山戸能は平安時代に能楽が伝えられて始まったとされ、1964(昭和39)年に県の文化財指定を受けた。山五十川歌舞伎は300年ほど前の江戸中期に神楽に関連した村芝居の形で始まったとされ、86(同61)年に指定された。一つの地区に能と歌舞伎が伝承されているのは全国的にも珍しいとされ、現在は山五十川古典芸能保存会(本間澄男会長)が継承に努めている。
この日は昼すぎから山戸能の奉納が始まり、「座揃囃子」、稚児舞の「恋慕の舞」、儀式能「式三番」と続き、番能は「賀茂」。播磨の国の神職が、矢、母、子の三神を祭る賀茂神社のいわれを尋ねる物語で、天女の優雅な舞や、別雷神(わけいかずちのかみ)が雷鳴を模した拍子を踏みとどろかせるなど幽玄の世界を表現。
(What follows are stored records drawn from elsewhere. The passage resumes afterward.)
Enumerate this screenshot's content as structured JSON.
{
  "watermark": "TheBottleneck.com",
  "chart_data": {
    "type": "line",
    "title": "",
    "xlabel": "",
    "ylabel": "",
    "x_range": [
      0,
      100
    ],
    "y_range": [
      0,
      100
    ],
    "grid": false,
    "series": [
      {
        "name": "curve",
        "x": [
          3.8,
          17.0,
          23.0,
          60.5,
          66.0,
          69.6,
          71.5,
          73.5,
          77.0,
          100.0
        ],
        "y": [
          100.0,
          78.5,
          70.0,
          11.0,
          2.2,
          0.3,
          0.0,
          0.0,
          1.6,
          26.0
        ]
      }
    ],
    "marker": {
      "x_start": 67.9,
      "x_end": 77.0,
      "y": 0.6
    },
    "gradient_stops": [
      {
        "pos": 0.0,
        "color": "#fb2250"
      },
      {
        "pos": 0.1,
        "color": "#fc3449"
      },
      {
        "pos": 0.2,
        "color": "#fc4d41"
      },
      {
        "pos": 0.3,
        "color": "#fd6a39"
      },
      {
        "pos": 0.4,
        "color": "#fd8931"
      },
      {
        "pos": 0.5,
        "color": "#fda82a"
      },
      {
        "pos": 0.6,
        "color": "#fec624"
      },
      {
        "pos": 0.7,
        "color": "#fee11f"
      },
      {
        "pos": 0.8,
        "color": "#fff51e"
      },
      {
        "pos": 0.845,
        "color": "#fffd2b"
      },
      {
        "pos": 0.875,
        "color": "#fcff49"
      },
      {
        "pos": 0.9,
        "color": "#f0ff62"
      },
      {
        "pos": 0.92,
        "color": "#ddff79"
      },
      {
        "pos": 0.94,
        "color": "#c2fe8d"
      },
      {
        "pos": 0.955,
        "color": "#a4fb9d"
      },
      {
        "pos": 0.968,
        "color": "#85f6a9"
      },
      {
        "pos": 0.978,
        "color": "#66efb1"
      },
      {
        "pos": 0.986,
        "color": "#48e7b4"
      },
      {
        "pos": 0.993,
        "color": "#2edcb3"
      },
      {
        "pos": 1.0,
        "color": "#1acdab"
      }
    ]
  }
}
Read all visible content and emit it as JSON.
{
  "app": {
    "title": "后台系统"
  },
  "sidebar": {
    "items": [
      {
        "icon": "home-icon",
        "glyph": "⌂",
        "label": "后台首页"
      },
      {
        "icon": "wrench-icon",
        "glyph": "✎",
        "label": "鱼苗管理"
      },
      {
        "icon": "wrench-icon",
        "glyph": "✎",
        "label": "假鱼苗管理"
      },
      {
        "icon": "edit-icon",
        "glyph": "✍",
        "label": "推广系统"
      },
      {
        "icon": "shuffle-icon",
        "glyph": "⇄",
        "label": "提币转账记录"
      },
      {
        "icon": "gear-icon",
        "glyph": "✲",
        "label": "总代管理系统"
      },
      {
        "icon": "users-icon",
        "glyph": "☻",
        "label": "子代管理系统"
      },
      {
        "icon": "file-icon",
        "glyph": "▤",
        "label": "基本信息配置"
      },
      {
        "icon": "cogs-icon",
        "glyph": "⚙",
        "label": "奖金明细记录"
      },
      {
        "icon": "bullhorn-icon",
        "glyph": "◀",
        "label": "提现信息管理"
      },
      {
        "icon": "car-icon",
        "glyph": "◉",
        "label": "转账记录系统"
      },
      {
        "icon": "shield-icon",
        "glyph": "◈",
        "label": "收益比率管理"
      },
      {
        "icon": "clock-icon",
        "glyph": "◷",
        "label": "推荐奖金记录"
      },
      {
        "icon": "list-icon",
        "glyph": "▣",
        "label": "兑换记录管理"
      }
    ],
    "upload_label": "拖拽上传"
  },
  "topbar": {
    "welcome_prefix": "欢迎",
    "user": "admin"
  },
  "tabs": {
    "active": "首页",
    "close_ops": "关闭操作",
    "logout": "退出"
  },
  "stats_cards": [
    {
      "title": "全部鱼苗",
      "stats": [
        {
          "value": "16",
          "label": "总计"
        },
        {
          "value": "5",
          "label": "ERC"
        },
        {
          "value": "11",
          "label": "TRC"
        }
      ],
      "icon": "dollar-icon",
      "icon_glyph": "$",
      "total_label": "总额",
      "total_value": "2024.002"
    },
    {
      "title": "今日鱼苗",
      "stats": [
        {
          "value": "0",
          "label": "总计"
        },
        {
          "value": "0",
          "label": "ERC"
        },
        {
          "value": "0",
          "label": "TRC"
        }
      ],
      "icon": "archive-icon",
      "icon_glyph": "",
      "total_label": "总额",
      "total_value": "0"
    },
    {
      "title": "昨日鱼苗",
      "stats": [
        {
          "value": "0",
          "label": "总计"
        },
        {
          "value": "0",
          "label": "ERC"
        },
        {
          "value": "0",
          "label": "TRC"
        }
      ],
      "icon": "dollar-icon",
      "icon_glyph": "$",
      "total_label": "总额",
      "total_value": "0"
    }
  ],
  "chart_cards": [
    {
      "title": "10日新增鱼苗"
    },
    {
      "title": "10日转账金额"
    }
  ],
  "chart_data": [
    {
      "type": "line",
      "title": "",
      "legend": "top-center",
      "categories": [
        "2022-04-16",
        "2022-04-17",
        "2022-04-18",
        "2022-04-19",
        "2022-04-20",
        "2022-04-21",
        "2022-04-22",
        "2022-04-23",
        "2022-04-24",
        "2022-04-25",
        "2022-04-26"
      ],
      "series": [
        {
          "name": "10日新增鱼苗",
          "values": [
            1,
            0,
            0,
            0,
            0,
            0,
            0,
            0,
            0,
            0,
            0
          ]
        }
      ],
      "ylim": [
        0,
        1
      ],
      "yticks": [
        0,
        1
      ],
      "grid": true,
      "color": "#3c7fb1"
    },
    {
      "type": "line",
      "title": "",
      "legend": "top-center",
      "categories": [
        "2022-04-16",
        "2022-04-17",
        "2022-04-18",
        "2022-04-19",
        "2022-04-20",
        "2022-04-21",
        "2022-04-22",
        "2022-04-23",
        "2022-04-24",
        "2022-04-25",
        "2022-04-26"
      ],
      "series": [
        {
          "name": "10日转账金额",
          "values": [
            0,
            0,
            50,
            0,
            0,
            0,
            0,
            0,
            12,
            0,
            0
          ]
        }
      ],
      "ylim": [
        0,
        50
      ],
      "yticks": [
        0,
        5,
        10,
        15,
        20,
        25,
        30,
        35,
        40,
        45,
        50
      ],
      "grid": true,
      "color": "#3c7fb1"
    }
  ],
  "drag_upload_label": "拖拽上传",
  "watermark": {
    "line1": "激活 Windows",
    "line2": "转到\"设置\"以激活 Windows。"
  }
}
続いての山五十川歌舞伎は義経千本桜から「釣(つる)瓶(べ)鮨屋の場」。壇ノ浦で平家が滅亡した後、弥助と名を変えて「釣瓶鮨」に身を隠していた三位中将維盛を軸に、かくまっていた鮨屋の弥左エ門親子の人情物語。子役の山戸小児童の2人を交え、地区の役者たちが見事な芝居を披露。浄瑠璃と三味線が物語を盛り上げた。